Watchdog's blunder list opens with 38 exam board mistakes

THE Government's exam watchdog will compile an exam board blunder list after new figures show that 38 errors have been made on GCSE and A-level papers this year.

In previous years, the Qualifications and Curriculum Authority was not required to keep tabs on mistakes made by awarding bodies. However, publicity surrounding a series of errors made in the January and June exams means a file of undetected mistakes will now be collected by the watchdog.

The demand for information is part of the QCA's attempts to keep a closer eye on boards.

The new education Bill will give the quango powers to intervene if a board fails to meet expectations.

Problems at Edexcel have hit the headlines most often, with the exam board admitting to seven mistakes last year.

Now its competitors have also been forced to reveal their full error quota in response to a written question in Parliament and both have a worse score. AQA made a total of 15 blunders this year and OCR held its hands up to 16 mistakes.

The huge increase in the number of exam papers following the introduction of modular AS and A2-levels has increased the margin of error, according to the exam boards.

Meanwhile, schools have claimed that the Edexcel AS maths paper was too difficult for most pupils and harder than the papers produced by the other two boards.

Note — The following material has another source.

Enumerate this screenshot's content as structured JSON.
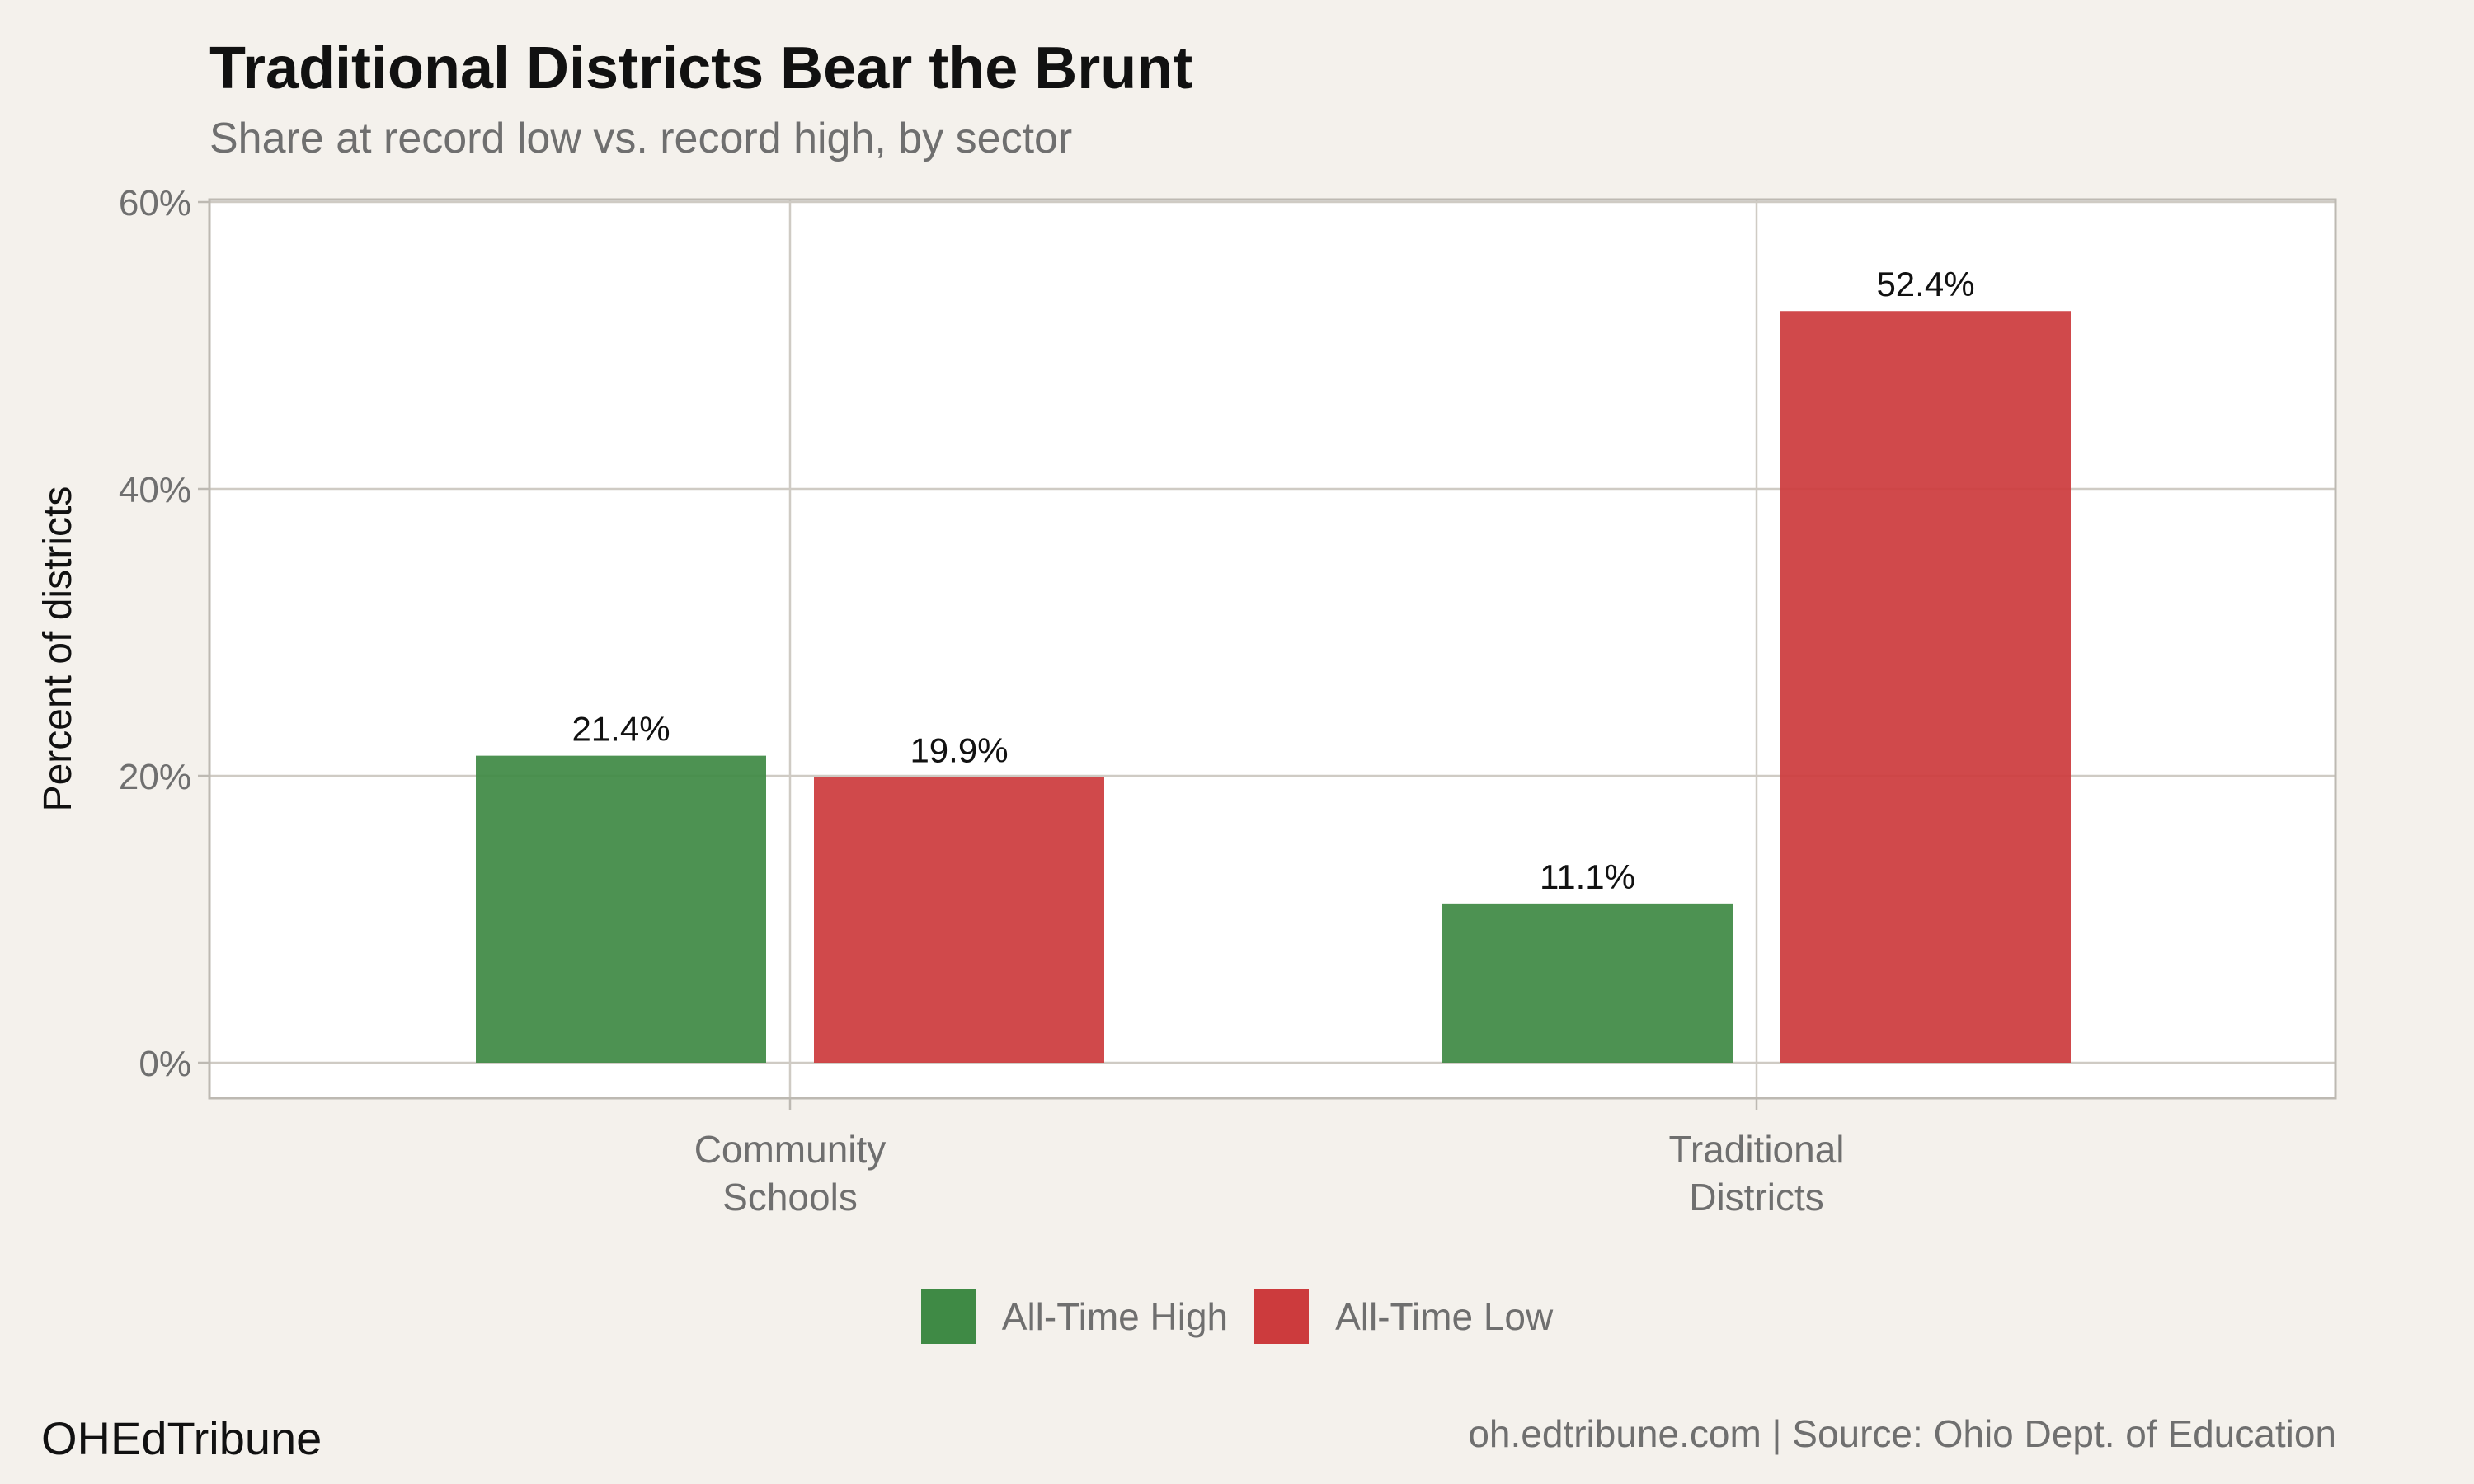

It could mean that pupils sitting the Edexcel exam answer fewer questions correctly but get the same grade as pupils who perform better in the other awarding body papers. A spokesman for Edexcel said the standards board had not yet met to fix grade boundaries.

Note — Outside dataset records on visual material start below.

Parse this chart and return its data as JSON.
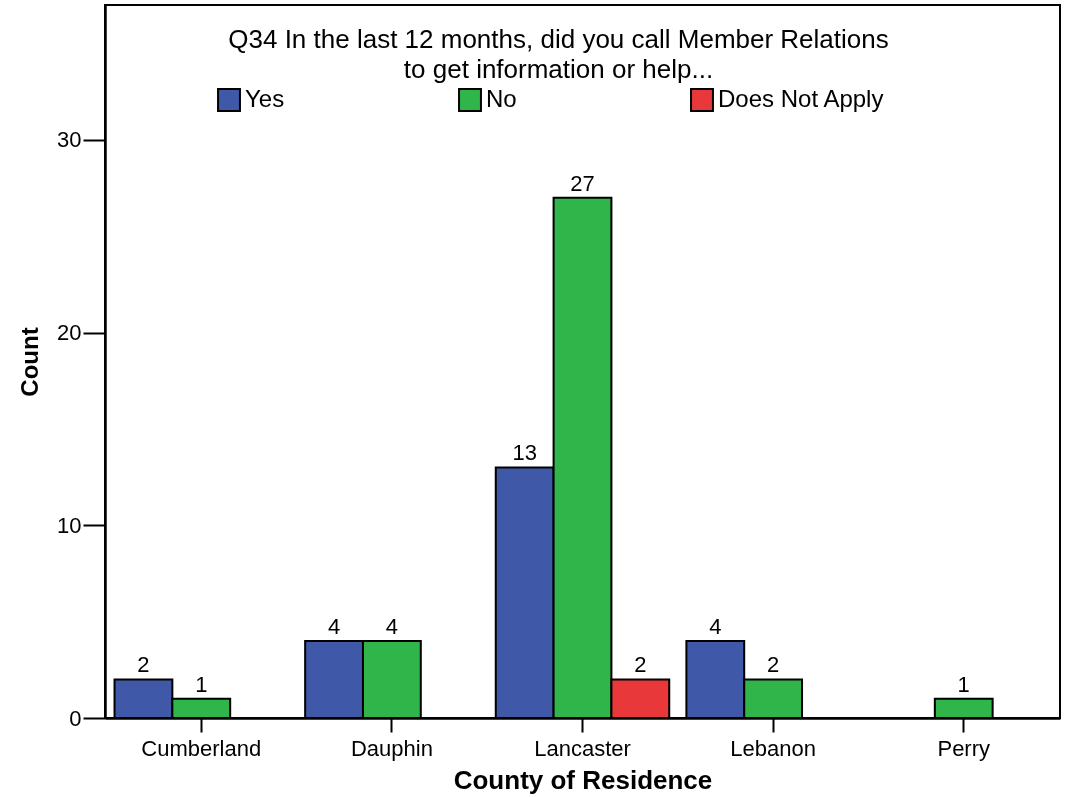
{
  "chart_data": {
    "type": "bar",
    "title": "Q34 In the last 12 months, did you call Member Relations to get information or help...",
    "xlabel": "County of Residence",
    "ylabel": "Count",
    "categories": [
      "Cumberland",
      "Dauphin",
      "Lancaster",
      "Lebanon",
      "Perry"
    ],
    "series": [
      {
        "name": "Yes",
        "color": "#3f58a8",
        "values": [
          2,
          4,
          13,
          4,
          null
        ]
      },
      {
        "name": "No",
        "color": "#2fb54a",
        "values": [
          1,
          4,
          27,
          2,
          1
        ]
      },
      {
        "name": "Does Not Apply",
        "color": "#e8383a",
        "values": [
          null,
          null,
          2,
          null,
          null
        ]
      }
    ],
    "ylim": [
      0,
      37
    ],
    "yticks": [
      0,
      10,
      20,
      30
    ],
    "data_labels": true,
    "legend": "top"
  }
}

The standard of the AS maths paper is still presenting a problem following a failure rate of a third last year - double that of other subjects.

The exam board has also threatened student Jonathan Higgs with legal action this week over a website which criticises its work.

The "Edexhell" site was set up by the 18-year-old after his music AS-level went up from a D to a B on appeal. Edexcel's IT director Chris Stubbings emailed the site claiming its contents were libellous: "I am taking legal action to have it removed," he said.

A spokesman for the exam board said it had invited the student, a former pupil of Queen Elizabeth High School, Hexham, to visit their operation in London.